Since childhood I have journeyed through different ways of perceiving myself and my sensitivity.

I have thought of myself as disabled, fundamentally flawed, biochemically imbalanced and psychologically vulnerable. I have felt alienated because I would sense and experience things others didn’t and didn’t seem to understand or want to talk about.

Learning to live with my experiences is learning to embrace and celebrate my sensitivity.  Being highly sensitive is a challenge but I have found that when I care for my sensitivity, it is like opening doors to a different way of experiencing myself and the world. And then it can become useful and a blessing.

I find that sensitivity facilitates our ability to connect to the essentials in life; our emotions, our needs, our beliefs and our dreams. But more importantly sensitivity seems to facilitate the giving and receiving of love. Sensitivity is what enables us to take action in a creative and caring way that supports healing.

Our relationships, communities and societies are in desperate need of the awareness and delicacy in communication that being connected with our sensitivity can brings us. If we (the human race) want to move towards societies that embraces diversity within us and around us we need our sensitivity.
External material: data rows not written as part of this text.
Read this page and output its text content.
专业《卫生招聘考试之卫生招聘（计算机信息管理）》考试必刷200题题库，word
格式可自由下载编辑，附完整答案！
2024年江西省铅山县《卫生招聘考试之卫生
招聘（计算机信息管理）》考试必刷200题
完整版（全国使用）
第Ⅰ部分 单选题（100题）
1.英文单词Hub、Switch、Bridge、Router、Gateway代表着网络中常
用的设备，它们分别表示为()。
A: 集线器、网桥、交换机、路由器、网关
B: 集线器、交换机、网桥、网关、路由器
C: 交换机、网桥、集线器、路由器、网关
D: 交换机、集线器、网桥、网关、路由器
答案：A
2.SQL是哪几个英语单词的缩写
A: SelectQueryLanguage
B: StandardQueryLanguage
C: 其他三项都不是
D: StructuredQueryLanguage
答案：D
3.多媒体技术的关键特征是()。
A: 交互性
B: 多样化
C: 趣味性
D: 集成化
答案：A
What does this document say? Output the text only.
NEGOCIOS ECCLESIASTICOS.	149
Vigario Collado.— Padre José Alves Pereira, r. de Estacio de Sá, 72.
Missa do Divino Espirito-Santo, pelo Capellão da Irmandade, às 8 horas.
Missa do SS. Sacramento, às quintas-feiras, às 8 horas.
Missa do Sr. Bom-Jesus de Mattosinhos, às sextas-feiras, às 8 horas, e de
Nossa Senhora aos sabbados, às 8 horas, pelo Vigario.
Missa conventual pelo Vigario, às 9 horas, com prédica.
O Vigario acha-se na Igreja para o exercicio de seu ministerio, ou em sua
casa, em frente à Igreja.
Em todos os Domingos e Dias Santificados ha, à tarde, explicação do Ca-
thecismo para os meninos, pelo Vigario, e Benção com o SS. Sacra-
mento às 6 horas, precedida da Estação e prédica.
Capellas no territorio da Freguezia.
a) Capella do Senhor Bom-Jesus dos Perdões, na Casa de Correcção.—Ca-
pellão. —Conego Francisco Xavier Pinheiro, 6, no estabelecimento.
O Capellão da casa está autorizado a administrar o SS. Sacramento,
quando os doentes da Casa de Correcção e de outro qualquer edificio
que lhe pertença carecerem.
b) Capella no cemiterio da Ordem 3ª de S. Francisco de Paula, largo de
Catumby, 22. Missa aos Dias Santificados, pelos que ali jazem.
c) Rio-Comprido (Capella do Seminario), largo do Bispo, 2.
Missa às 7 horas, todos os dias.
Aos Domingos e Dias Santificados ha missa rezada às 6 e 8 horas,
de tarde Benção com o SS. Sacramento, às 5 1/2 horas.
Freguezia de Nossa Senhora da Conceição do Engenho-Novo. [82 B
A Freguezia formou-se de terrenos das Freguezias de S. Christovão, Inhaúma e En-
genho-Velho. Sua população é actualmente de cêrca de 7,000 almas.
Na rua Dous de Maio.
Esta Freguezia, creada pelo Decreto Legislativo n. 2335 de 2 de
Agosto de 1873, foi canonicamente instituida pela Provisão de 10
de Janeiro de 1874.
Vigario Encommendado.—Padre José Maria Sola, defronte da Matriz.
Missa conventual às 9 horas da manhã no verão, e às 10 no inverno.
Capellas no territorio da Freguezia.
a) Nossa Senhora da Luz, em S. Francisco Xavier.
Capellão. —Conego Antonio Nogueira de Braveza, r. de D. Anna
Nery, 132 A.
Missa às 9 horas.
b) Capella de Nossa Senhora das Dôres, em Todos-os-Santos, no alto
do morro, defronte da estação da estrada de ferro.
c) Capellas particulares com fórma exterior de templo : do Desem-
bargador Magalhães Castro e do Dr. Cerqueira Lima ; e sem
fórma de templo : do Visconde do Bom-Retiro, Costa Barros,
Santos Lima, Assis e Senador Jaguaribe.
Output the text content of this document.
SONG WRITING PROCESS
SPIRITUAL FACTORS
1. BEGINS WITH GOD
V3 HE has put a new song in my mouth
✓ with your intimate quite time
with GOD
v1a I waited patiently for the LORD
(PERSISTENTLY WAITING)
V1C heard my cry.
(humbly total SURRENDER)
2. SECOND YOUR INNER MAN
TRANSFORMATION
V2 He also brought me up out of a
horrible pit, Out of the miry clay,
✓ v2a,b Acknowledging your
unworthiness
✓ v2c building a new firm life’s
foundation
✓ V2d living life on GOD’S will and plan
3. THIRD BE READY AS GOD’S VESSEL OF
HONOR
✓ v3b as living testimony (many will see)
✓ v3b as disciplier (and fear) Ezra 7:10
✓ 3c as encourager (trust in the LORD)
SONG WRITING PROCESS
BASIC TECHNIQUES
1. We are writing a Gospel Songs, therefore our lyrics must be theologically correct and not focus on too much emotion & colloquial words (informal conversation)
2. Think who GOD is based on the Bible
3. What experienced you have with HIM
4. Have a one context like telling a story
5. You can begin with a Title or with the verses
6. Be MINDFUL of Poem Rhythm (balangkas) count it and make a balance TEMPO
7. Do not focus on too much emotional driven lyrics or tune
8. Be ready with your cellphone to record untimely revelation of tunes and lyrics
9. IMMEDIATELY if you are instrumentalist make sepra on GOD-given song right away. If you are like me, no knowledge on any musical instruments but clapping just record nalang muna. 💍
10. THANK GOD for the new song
Sensitivity can help up find sustainable ways of living on this planet and create meaning in our lives beyond power, possessions and status.

HSP

HSP is a term I came across about 5 years ago and the first time I heard it I thought it sounded a bit too “out there” – like yet another spiritual semi-philosophical idea invented by someone who was looking for a way to sell old stuff in a new wrapping. Like so many other things these days. But I decided to put my prejudism aside and investigate further and as it turns out it ended up being a significant turning-point in my journey towards a more balanced and fullfilling life.

HSP stands for Highly Sensitive Person (in danish “særligt sensitiv” which doesn’t work as well as the english name. In danish it sounds even more dubious…) This is an explanation from wikipedia:

A highly sensitive person (HSP) is a person having the innate trait of high psychological sensitivity (or innate sensitiveness as Carl Jung originally coined it). According to Elaine N. Aron and colleagues as well as other researchers, highly sensitive people, who comprise about a fifth of the population, may process sensory data much more deeply and thoroughly due to a biological difference in their nervous systems.

This is a specific trait with key consequences that in the past has often been confused with innate shyness, social anxiety problems, inhibitedness, or even social phobia and innate fearfulness, introversion, and so on. The existence of the trait of innate sensitivity was demonstrated using a test that was shown to have both internal and external validity. Although the term is primarily used to describe humans, the trait is present in nearly all higher animals.